Paula’s career boasts 37 years of experience teaching all levels and subjects in nursing and allied health in multiple states across the U.S., as well as in China, Mexico, Peru, Chile and elsewhere. She is a certified oncology nurse and an oncology clinical nurse specialist for children and adults. She has served as nursing manager of a cancer treatment center, hospice director, county deputy coroner, and nursing supervisor among other vital roles in hospital and clinic settings. In 1988 she earned a master’s degree in nursing with a dual major in nursing education and advanced clinical practice specialty.

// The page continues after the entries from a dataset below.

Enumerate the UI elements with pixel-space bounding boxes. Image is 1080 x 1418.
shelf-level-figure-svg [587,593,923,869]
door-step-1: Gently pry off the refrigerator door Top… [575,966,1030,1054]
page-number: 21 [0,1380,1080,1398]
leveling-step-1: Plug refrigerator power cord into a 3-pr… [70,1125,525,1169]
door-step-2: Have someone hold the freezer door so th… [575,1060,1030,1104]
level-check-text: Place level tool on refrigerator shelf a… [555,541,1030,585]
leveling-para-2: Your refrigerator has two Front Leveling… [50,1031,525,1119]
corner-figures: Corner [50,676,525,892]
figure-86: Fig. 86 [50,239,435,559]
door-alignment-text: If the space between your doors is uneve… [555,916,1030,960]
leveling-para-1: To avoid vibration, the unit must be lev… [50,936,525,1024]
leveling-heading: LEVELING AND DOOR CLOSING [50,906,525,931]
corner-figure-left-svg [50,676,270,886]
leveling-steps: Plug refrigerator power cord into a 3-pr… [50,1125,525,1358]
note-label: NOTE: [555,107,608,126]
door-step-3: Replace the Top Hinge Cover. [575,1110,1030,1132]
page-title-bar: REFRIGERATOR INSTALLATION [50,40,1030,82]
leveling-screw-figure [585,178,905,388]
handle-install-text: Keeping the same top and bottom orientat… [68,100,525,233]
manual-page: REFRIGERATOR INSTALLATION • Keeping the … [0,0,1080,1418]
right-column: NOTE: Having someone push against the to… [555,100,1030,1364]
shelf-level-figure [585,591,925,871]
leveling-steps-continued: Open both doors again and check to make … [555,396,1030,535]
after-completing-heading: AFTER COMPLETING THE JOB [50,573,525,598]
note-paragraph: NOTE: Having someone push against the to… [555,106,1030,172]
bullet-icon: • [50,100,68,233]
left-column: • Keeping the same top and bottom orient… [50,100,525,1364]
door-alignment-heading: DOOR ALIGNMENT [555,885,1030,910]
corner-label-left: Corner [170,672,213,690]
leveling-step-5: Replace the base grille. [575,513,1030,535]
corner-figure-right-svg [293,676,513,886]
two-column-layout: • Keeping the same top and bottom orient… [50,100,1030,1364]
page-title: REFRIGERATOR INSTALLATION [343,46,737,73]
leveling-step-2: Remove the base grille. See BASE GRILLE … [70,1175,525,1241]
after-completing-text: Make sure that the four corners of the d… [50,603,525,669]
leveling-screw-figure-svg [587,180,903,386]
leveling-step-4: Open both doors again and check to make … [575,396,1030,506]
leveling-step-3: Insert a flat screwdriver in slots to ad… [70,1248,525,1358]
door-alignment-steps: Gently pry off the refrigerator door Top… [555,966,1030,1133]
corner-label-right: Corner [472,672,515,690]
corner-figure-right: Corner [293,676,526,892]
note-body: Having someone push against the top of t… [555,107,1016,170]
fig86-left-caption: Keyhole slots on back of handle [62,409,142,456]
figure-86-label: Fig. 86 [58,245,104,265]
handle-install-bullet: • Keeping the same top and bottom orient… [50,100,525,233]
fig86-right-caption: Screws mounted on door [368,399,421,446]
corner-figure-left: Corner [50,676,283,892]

“My heart has always been in community colleges,” Paula said. “We have a strong program here at RCC, and our mandate now is to get more RNs graduated!”
Asante alone will have 150 new positions coming open in the next few years, and Paula intends to fill them. “We need to grow for Asante and other providers such as Providence, and to serve the needs of the valley. And we can,” she said.
Paula’s approach will embrace modern tools such as virtual reality training in the new Health Professions Center. “The quality of our program is what makes a successful nurse,” Paula said. “We will look at how we admit students and we will see how we can get more into the program without any loss of quality. The valley needs nurses—and we’ll give them great ones.”